Schenkar’s style is cool, straightforward. Schenkar marvels at Highsmith’s talents but this biography is warts-and-all approach. More than anything, “The Talented Miss Highsmith” shows how Patricia Highsmith was the embodiment of contradictions and turmoil.
“She began keeping her cahiers the month she entered Barnard and she started the diaries when she was twenty. The journals gave her an opportunity to continually renew her vows for the only lasting `marriage’ she ever made: the union that joined her intense rushes of feeling with her compelling need to commit them to paper. The fact that she repeated those vows dressed more like a groom than a bride and she usually do so in a counterfeit ‘male voice’ (‘I am a strong man, like Chaucer, like Shakespeare, like Joe Louis’) was merely one of the ways her obsessions colored her work,” writes Schenkar.
Reading “The Talented Miss Highsmith” might make you want to go back and reconsider her classics. It might also prompt you to dig up a few lesser-known works, “This Sweet Sickness” or “The Cry of the Owl.” I know I’ll be looking for a few short stories I missed.
Such dark, compelling stories aren’t just pulled from thin air by a writer trying to conjure up something moving.
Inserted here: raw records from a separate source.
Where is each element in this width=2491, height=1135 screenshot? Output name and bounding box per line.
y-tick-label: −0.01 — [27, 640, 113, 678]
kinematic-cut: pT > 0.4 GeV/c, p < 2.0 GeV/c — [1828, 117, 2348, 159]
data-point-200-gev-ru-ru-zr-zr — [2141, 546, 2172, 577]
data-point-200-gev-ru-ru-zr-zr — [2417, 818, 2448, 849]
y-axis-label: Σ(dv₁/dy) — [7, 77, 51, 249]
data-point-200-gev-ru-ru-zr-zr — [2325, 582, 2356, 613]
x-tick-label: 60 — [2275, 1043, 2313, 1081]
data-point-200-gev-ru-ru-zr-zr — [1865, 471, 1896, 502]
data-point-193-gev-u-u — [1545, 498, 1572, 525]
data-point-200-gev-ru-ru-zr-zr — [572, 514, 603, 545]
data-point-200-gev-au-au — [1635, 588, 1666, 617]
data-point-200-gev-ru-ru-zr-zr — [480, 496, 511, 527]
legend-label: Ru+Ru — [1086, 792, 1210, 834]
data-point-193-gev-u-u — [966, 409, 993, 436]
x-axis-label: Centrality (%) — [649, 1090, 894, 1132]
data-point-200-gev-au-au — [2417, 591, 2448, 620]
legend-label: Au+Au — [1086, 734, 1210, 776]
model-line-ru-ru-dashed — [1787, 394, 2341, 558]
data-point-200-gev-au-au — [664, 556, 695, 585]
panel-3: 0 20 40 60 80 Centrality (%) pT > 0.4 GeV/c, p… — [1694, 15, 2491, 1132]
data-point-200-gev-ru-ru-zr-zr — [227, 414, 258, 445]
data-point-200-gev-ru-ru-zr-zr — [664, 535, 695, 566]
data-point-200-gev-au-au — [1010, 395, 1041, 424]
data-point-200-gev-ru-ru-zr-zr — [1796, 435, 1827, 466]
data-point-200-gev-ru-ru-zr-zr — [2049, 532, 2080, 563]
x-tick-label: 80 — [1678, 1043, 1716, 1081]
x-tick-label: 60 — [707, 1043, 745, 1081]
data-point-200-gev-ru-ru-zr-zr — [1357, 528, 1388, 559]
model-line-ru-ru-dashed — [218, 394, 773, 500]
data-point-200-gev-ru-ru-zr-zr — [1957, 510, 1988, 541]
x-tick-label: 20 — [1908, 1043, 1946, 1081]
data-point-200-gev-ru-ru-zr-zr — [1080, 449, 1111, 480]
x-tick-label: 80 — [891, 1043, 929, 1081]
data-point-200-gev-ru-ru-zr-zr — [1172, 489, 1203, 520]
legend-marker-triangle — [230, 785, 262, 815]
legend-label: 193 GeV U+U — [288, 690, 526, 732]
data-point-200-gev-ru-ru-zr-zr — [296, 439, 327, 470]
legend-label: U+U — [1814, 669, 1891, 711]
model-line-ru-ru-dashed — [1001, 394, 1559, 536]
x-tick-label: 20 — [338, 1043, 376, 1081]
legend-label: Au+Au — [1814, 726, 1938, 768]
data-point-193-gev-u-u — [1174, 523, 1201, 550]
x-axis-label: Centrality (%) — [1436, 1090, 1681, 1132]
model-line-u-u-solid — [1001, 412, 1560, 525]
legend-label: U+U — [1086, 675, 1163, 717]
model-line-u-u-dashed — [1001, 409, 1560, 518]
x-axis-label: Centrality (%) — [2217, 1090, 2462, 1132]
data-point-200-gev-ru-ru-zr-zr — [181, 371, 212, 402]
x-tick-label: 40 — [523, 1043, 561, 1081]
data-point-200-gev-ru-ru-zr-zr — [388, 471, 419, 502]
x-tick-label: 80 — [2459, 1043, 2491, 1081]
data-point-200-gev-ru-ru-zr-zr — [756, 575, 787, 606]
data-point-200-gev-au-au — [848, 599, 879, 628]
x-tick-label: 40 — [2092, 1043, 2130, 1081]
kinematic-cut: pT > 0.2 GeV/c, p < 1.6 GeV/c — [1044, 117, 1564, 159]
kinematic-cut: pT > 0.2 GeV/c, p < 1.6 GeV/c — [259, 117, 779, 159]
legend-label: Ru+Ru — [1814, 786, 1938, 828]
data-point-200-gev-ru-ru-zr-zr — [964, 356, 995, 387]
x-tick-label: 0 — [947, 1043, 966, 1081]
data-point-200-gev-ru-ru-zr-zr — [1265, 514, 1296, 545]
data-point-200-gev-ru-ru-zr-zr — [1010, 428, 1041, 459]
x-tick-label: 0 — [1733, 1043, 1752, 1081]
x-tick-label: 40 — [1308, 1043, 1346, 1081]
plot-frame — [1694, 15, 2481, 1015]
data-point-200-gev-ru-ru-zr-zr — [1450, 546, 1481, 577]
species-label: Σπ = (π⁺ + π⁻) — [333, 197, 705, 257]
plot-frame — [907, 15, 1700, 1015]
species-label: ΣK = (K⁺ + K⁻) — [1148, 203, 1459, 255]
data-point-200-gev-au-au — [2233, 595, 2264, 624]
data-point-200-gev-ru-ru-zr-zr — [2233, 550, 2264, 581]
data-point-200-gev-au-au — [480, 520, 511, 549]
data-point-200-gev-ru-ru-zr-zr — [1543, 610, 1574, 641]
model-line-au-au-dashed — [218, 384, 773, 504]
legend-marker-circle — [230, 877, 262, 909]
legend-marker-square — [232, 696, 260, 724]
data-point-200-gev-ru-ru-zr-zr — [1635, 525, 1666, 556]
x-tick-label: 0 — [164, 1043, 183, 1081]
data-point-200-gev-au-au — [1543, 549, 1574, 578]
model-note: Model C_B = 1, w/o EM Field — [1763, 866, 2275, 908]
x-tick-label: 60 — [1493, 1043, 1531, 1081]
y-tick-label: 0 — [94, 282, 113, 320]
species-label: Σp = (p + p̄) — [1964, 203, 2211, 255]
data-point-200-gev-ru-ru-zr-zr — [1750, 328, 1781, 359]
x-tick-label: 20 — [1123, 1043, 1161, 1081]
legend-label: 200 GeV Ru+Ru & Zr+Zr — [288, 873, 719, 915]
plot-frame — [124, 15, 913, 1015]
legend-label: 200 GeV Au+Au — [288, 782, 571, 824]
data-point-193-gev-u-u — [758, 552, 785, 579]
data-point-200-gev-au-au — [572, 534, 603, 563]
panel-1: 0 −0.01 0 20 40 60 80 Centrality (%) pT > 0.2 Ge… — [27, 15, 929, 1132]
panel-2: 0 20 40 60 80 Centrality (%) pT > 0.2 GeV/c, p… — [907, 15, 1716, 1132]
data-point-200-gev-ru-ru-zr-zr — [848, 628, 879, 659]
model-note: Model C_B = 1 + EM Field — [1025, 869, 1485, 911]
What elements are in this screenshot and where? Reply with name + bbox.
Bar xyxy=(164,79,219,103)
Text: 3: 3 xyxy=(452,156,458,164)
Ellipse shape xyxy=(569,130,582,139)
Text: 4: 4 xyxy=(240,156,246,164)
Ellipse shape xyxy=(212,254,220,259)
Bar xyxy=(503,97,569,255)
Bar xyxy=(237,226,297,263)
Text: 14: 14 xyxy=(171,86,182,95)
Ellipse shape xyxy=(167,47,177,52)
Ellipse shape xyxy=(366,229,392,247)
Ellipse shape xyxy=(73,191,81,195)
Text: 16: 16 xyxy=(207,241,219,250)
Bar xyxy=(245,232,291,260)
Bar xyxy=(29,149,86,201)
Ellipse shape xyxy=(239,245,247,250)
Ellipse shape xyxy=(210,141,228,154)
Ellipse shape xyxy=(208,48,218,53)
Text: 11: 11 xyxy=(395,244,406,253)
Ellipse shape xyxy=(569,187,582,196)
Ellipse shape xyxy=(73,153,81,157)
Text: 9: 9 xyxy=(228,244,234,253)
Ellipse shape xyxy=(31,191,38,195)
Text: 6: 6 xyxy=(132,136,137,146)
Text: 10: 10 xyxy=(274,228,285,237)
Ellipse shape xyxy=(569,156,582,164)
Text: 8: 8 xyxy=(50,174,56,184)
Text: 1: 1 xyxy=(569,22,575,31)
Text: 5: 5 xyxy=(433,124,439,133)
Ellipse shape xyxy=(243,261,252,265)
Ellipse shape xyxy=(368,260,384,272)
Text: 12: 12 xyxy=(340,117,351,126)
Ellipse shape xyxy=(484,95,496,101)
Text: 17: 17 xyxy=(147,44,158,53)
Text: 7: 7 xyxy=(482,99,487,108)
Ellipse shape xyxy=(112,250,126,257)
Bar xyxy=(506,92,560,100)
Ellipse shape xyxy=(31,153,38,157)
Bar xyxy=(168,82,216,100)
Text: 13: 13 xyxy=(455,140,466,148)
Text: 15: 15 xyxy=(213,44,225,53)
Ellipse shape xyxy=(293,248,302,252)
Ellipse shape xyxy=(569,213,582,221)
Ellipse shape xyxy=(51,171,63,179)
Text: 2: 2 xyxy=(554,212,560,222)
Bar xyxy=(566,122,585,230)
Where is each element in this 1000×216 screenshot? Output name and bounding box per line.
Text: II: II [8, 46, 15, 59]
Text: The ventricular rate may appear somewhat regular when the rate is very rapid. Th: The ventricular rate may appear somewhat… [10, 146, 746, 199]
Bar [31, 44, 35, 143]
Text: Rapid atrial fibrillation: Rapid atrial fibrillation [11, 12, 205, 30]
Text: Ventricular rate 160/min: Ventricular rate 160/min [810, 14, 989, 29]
Schenkar shows they are the product of an artist finding a way to express herself, to react to her feelings and emotions and pour those out in print.
Writes Schenkar: “She kept her central would–that terrible certainty that she was cursed at birth and was, really, nobody’s child–stubbornly intact (she could not have done otherwise), and she found a foundation of inspiration in it, although not beauty or peace, for a very long time.”